No Ac STJ de 7/1/2010 (Maria dos Prazeres Beleza) conclui-se incumbir ao fornecedor de serviço devolver o montante do financiamento ao mutuante, mantendo-se no entanto a condenação desta na restituição ao mutuário das quantias pagas no âmbito dos contratos de mútuo.
No Ac STJ de 5/12/2006 (Sousa Leite) – estando em causa, note-se, uma situação de resolução no âmbito, não do nº 1 do art 12º, mas do seu nº 2  - concluiu-se que havendo lugar a resolução, assiste ao consumidor o direito de peticionar do financiador o reembolso das prestações já pagas, mas a resolução do contrato de crédito não confere ao financiador o direito a receber do consumidor a quantia mutuada.   

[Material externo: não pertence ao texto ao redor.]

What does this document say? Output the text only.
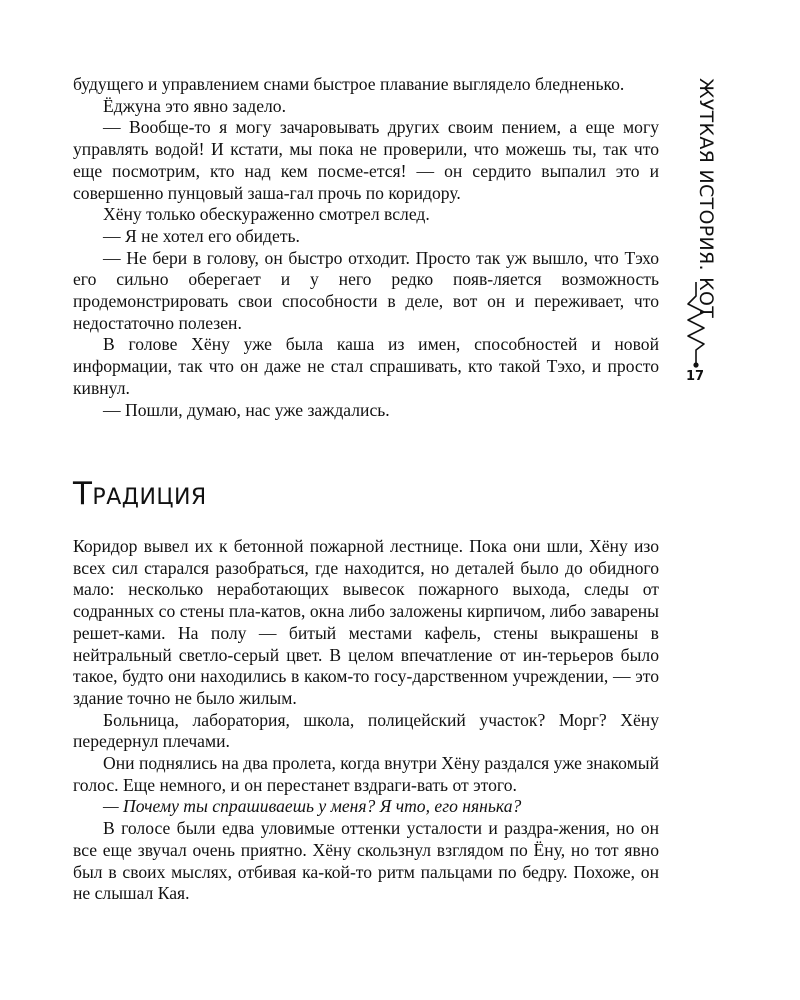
будущего и управлением снами быстрое плавание выглядело бледненько.

Ёджуна это явно задело.

— Вообще-то я могу зачаровывать других своим пением, а еще могу управлять водой! И кстати, мы пока не проверили, что можешь ты, так что еще посмотрим, кто над кем посме-ется! — он сердито выпалил это и совершенно пунцовый заша-гал прочь по коридору.

Хёну только обескураженно смотрел вслед.

— Я не хотел его обидеть.

— Не бери в голову, он быстро отходит. Просто так уж вышло, что Тэхо его сильно оберегает и у него редко появ-ляется возможность продемонстрировать свои способности в деле, вот он и переживает, что недостаточно полезен.

В голове Хёну уже была каша из имен, способностей и новой информации, так что он даже не стал спрашивать, кто такой Тэхо, и просто кивнул.

— Пошли, думаю, нас уже заждались.

Традиция

Коридор вывел их к бетонной пожарной лестнице. Пока они шли, Хёну изо всех сил старался разобраться, где находится, но деталей было до обидного мало: несколько неработающих вывесок пожарного выхода, следы от содранных со стены пла-катов, окна либо заложены кирпичом, либо заварены решет-ками. На полу — битый местами кафель, стены выкрашены в нейтральный светло-серый цвет. В целом впечатление от ин-терьеров было такое, будто они находились в каком-то госу-дарственном учреждении, — это здание точно не было жилым.

Больница, лаборатория, школа, полицейский участок? Морг? Хёну передернул плечами.

Они поднялись на два пролета, когда внутри Хёну раздался уже знакомый голос. Еще немного, и он перестанет вздраги-вать от этого.

— Почему ты спрашиваешь у меня? Я что, его нянька?

В голосе были едва уловимые оттенки усталости и раздра-жения, но он все еще звучал очень приятно. Хёну скользнул взглядом по Ёну, но тот явно был в своих мыслях, отбивая ка-кой-то ритм пальцами по бедру. Похоже, он не слышал Кая.

ЖУТКАЯ ИСТОРИЯ. КОТ
17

Gravato de Morais, por sua vez, limita-se a referir «partilhar inteiramente» a solução do dever de restituição da soma mutuada ao vendedor  [27]
 
Este tribunal já decidiu no acórdão proferido no Proc 5167/06.1YXLSB.L1 em situação de facto subsumível à do nº 1 do referido art 12º do DL 359/91, que, sendo o contrato de mutuo nulo, o mutuário tem de ser condenado a restituir ao mutuante a quantia mutuada, não obstando a essa conclusão a circunstância desta ter saído da sua conta logo que foi nela depositada, porque o mesmo passou nesse momento a dela beneficiar em função do equivalente serviço que lhe foi disponibilizado; e que não sendo a fornecedora do serviço parte na acção, não poderia ser condenada a restituir ao mutuário o valor dos serviços de ensino de que o mesmo não usufruiu, havendo este de demanda-la em acção própria, pedindo a sua condenação a pagar-lhe a quantia em que viesse a ser condenado nos autos, embora descontando o valor das mensalidades correspondentes ao ano lectivo em que nela esteve inscrito, mas não as utilizou.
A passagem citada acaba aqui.